Politika

'Cumhurbaşkanlığı Külliyesi israfsa Anıtkabir veya Atatürk heykelleri de israf değil miydi?'

Özlem Albayrak: 'Harun gibi gelip Karun gibi oldular' savının altını dolduracak yalanlar üretmekten müteşekkil bir 'Saray' söylemini işletiyor muhalifler

01 Temmuz 2015 14:58

Yeni Şafak yazarı Özlem Albayrak, Cumhurbaşkanlığı Sarayı'nın  yüksek maliyeti ile tartışma konusu olmasına ilişkin olarak, "Cumhuriyet'in ilk yıllarında Mussolini'nin heykeltıraşı olan Canonica'ya yaptırılan Atatürk büst ve heykellerine harcanan paraları ne yapacağız?" diye sordu. Albayrak, “750 dönüm üstüne yapılmış olan ve savaş sonrası açlıktan, hastalıktan kırılan o dönemki Türkiye bütçesini sarsmış olan Anıtkabir'i inşa etmek israf değil miydi?” dedi.

Albayrak'ın Yeni Şafak'ta "Atatürk heykelleri de israf değil mi?" başlığıyla yayımlanan (1 Temmuz 2015) yazısı şöyle:

Uzun bir süredir Beştepe Külliyesi hakkında bitmek tükenmek bilmeyen saldırıları izliyoruz.

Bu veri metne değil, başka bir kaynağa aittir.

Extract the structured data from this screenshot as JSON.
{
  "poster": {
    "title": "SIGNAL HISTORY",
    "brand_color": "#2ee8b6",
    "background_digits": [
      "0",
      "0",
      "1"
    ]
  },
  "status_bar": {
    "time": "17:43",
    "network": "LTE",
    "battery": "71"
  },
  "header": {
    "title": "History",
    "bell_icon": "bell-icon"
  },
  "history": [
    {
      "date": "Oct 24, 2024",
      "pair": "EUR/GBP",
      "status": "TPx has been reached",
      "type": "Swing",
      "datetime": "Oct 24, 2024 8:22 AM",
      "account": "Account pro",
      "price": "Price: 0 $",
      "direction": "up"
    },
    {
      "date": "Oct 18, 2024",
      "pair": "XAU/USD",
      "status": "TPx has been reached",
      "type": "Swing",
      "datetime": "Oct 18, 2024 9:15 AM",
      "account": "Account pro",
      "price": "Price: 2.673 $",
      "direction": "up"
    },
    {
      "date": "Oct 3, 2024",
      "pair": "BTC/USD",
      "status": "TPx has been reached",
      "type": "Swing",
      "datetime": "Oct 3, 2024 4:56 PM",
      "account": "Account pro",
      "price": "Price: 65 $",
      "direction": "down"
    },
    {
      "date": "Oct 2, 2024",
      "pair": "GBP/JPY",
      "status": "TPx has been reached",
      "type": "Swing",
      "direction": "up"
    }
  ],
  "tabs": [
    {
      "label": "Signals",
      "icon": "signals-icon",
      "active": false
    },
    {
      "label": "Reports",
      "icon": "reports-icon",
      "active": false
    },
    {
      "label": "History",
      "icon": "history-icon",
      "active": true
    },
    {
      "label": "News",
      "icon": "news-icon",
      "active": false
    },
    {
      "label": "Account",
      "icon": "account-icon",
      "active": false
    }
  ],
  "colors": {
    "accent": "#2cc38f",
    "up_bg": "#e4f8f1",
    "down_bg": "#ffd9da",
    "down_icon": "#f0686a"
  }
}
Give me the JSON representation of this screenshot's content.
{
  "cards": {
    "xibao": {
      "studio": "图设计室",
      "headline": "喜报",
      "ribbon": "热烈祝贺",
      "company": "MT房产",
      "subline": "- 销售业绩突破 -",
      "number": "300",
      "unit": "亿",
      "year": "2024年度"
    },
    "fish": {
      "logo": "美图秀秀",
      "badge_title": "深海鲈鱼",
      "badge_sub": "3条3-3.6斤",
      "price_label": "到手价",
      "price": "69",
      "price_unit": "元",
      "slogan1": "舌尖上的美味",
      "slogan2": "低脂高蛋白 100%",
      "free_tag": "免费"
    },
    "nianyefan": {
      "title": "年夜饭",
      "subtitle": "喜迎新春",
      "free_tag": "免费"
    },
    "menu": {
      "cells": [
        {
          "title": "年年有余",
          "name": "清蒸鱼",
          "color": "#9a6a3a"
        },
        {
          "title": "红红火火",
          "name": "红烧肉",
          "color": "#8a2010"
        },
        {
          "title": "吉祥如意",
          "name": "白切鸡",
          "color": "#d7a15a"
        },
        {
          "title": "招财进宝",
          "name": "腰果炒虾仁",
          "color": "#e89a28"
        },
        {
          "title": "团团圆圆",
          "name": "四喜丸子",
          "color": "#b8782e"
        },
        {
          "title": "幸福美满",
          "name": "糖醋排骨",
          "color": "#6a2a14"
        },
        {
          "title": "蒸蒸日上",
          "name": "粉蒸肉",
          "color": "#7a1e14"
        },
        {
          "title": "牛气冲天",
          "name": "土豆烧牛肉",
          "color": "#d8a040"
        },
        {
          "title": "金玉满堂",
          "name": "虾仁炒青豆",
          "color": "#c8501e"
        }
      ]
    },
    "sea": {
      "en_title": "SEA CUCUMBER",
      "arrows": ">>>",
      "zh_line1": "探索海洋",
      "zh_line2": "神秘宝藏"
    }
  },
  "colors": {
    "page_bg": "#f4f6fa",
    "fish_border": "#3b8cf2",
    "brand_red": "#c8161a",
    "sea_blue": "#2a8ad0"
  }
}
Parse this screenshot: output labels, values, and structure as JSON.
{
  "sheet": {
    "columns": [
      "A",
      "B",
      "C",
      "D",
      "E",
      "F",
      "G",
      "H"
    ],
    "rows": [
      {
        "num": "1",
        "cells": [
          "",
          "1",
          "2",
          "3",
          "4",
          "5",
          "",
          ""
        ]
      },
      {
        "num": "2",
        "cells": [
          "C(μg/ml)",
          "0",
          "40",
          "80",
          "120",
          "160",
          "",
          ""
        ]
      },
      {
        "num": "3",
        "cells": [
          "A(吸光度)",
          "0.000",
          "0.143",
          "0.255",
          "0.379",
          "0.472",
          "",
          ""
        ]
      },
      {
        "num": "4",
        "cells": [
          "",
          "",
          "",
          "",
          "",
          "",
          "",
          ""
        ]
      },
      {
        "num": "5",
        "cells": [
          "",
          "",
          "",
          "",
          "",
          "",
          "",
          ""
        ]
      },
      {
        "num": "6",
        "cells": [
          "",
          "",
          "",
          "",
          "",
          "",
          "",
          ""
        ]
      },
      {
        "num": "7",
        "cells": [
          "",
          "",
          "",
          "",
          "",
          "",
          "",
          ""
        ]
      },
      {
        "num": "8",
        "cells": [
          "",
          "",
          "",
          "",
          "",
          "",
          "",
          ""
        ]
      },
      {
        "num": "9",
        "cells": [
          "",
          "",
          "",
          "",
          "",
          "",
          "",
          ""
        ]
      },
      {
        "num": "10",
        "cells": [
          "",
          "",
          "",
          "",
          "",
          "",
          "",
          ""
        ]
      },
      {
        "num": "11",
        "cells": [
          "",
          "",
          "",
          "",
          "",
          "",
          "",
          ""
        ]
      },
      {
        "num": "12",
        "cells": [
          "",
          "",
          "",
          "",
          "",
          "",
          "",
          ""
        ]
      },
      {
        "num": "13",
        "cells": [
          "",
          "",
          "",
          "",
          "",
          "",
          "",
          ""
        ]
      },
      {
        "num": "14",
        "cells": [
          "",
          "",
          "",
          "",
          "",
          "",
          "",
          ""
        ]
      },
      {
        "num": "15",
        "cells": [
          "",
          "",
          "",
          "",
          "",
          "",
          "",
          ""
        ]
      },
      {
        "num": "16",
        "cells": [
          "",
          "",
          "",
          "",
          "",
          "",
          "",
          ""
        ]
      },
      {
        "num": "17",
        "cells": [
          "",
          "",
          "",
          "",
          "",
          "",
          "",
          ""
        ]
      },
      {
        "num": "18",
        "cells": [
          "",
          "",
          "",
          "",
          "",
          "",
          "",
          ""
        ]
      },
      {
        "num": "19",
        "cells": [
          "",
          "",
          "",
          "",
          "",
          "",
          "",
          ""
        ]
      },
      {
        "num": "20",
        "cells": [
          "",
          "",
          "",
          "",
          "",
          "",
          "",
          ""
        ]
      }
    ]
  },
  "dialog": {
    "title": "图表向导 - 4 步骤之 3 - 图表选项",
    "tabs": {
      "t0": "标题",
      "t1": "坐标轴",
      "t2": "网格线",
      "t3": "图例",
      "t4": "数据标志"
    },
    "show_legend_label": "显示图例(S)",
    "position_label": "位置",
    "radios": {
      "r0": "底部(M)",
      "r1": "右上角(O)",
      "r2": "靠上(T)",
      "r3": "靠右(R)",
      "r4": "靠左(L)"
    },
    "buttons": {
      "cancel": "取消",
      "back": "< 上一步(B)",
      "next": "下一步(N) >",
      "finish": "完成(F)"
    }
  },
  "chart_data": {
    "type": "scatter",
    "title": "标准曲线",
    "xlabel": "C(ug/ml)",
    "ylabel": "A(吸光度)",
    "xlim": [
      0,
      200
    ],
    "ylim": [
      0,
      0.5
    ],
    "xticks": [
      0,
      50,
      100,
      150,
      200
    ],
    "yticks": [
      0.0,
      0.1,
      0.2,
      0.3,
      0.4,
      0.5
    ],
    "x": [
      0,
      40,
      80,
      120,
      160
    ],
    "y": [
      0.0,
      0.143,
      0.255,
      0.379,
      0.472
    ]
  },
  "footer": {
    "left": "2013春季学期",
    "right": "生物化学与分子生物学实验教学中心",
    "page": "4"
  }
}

Biri bittikçe diğeri başlayan, biri yalanlandıkça öteki sökün eden düşmanlığı…

Önce Beştepe Külliyesi'nin “kaçak” olduğuna dair şayialar ortaya atıldı, buna Danıştay kararıyla cevap verildi. Ardından ısrarla “Saray” diye anılan yapının maliyeti sorgulandı. Bu sorular da cevaplandı. Ama kimse tatmin olmadı. Daha sonra Külliye'nin aylık giderleri dile dolandı; abartı kelimesinin tanımlamada kifayetsiz kalacağı bilgiler birer çamur topuna dönüştürülüp atıldı; tabii olarak değdiği yerde izi kaldı.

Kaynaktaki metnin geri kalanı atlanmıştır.